"Well, I just got back from MIT with my weekly quota of new ulcers, which I thought might interest you.”
Bill Tindall, June 13 1966
According to http://tindallgrams.net/ (thanks to @OrganicMarble's comment):
The snarky memos of Apollo’s unsung genius
In 1966, as the American space program was working furiously towards a moon landing, Howard W. “Bill” Tindall, Jr., an expert on orbital mechanics, was sent by NASA to MIT to oversee the development of software for the spacecraft guidance systems. Tindall found a lot of brilliant people at MIT working in development program that was behind schedule, was failing to meet its requirements, and threatened to become, in his words, “the most pacing item for the Apollo flights.” He dove into the task of refashioning every aspect of the software development process, writing a series of frank memos that entered NASA lore under the name “Tindallgrams” that continued as he moved on to lead the planning of all “mission techniques” for Apollo.

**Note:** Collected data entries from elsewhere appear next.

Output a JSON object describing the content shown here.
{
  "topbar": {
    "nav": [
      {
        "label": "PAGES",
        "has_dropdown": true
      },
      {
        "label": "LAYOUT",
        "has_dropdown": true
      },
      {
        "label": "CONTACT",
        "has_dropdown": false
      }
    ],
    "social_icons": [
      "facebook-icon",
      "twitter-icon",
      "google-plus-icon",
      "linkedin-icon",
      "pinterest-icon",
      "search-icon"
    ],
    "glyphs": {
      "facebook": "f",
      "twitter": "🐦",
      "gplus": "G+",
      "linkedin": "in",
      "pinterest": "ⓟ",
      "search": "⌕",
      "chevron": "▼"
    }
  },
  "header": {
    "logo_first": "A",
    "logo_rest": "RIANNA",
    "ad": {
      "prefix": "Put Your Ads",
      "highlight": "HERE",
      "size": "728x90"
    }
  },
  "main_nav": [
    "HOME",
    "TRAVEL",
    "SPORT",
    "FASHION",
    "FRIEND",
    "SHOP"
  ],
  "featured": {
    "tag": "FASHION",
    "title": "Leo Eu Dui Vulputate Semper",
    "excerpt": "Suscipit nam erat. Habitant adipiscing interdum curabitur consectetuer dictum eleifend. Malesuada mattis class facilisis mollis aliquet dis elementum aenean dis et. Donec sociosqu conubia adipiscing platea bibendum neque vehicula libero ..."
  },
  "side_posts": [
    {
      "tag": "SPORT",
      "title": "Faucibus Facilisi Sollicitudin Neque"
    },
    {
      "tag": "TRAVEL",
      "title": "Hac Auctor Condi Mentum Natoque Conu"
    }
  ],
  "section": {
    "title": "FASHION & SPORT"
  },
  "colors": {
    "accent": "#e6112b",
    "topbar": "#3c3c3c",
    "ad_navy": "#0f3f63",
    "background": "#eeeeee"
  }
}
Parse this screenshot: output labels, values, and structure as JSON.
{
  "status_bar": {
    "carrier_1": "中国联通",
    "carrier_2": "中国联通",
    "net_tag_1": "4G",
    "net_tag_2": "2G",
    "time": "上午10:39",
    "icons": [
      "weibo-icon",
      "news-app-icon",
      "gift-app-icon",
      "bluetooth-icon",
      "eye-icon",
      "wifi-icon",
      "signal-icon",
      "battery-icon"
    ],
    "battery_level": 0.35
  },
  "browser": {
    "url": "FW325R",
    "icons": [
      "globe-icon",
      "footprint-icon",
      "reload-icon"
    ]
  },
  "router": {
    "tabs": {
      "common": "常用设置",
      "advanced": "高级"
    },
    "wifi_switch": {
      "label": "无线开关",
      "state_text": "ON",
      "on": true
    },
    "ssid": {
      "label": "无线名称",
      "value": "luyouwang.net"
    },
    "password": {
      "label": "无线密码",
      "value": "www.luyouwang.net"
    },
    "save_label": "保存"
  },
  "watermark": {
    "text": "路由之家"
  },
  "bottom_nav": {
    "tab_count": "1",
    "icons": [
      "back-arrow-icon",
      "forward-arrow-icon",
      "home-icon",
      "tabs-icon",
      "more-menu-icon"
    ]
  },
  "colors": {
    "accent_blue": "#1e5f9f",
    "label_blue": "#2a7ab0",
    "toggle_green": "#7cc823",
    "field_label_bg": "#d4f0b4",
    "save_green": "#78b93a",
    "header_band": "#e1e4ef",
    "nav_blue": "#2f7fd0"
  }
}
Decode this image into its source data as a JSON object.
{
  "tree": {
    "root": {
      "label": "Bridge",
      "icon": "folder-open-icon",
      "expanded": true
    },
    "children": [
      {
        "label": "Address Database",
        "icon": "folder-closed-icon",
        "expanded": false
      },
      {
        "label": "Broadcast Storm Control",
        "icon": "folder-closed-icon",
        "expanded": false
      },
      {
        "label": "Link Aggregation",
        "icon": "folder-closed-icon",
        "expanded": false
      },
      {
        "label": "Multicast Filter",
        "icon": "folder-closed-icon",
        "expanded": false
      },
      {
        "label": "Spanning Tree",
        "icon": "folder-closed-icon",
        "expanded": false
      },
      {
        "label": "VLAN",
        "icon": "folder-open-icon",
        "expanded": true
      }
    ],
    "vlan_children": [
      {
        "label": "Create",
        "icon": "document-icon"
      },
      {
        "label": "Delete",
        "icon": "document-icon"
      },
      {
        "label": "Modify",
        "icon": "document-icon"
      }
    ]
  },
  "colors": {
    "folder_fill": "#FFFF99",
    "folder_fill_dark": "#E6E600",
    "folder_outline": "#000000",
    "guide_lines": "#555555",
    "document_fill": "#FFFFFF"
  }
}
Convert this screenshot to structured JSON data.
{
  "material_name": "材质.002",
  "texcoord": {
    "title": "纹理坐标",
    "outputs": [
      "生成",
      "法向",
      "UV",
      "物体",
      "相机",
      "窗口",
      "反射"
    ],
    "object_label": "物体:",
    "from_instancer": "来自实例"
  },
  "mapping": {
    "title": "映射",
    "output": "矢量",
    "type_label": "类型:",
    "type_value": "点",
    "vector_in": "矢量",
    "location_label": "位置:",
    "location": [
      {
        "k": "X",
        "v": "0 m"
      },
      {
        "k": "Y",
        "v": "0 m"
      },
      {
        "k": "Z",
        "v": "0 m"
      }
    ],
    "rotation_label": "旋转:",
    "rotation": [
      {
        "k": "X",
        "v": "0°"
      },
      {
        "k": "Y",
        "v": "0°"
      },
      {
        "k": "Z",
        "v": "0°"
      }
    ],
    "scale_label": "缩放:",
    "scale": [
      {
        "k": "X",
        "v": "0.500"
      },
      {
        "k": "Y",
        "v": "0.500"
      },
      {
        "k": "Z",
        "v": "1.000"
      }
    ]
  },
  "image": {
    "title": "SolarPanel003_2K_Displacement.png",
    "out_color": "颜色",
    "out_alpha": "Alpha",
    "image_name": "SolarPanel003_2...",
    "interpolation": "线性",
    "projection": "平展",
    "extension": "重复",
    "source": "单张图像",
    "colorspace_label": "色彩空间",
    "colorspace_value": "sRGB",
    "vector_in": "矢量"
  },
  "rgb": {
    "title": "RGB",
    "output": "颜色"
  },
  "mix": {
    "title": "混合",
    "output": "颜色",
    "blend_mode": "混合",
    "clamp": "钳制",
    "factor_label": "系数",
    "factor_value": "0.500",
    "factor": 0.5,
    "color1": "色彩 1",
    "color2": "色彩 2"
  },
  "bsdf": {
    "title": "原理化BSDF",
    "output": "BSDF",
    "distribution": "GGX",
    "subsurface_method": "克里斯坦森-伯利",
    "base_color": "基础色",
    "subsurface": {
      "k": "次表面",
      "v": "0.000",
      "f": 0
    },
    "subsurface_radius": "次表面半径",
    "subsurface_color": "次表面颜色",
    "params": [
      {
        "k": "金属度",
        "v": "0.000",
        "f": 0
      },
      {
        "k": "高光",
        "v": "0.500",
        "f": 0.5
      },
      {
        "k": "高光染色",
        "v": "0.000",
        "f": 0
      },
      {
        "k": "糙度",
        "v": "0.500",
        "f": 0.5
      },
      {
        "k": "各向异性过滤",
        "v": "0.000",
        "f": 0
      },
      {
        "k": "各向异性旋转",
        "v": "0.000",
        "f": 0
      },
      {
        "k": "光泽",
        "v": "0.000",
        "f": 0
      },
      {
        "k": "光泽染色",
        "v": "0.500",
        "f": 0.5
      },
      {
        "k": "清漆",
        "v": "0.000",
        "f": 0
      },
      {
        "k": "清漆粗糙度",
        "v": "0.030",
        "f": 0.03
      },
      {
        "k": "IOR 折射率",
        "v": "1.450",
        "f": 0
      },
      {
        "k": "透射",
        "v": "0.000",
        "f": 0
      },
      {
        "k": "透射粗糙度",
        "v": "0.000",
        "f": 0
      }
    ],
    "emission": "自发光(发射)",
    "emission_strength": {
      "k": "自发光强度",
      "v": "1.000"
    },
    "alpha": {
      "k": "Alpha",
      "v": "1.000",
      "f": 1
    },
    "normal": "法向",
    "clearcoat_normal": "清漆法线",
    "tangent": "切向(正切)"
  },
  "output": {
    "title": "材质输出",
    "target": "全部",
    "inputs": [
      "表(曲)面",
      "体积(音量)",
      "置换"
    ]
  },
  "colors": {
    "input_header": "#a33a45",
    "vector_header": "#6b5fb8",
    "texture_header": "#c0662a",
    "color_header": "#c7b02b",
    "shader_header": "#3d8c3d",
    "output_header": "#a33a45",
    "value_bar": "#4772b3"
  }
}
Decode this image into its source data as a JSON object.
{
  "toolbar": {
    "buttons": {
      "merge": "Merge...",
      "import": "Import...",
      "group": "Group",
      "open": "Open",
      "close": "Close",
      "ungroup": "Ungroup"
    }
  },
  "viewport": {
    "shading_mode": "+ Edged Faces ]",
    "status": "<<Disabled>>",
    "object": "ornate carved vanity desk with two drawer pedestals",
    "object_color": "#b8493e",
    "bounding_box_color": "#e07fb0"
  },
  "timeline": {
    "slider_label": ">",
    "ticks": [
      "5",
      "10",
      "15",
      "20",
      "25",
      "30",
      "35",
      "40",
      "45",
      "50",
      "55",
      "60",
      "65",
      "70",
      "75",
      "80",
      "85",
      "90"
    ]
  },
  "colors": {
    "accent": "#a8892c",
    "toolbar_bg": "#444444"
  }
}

Flight Director Gene Kranz said of Tindall “if there should have been a lunar plaque left on the Moon from somebody in Mission Control or Flight Control - it should have been for Bill Tindall. Tindall was the guy who put all the pieces together, and all we did is execute them.”
There is an effort to convert surviving records of Tindallgrams into a single, uniform, electronic resource in Github: https://github.com/seanredmond/Tindallgrams/
@OrganicMarble also mentions that an archive of originals can be found here: http://www.collectspace.com/ubb/Forum29/HTML/000815.html
note: in this particular post I have preserved some raw urls intentionally, it helps people to note where things are kept.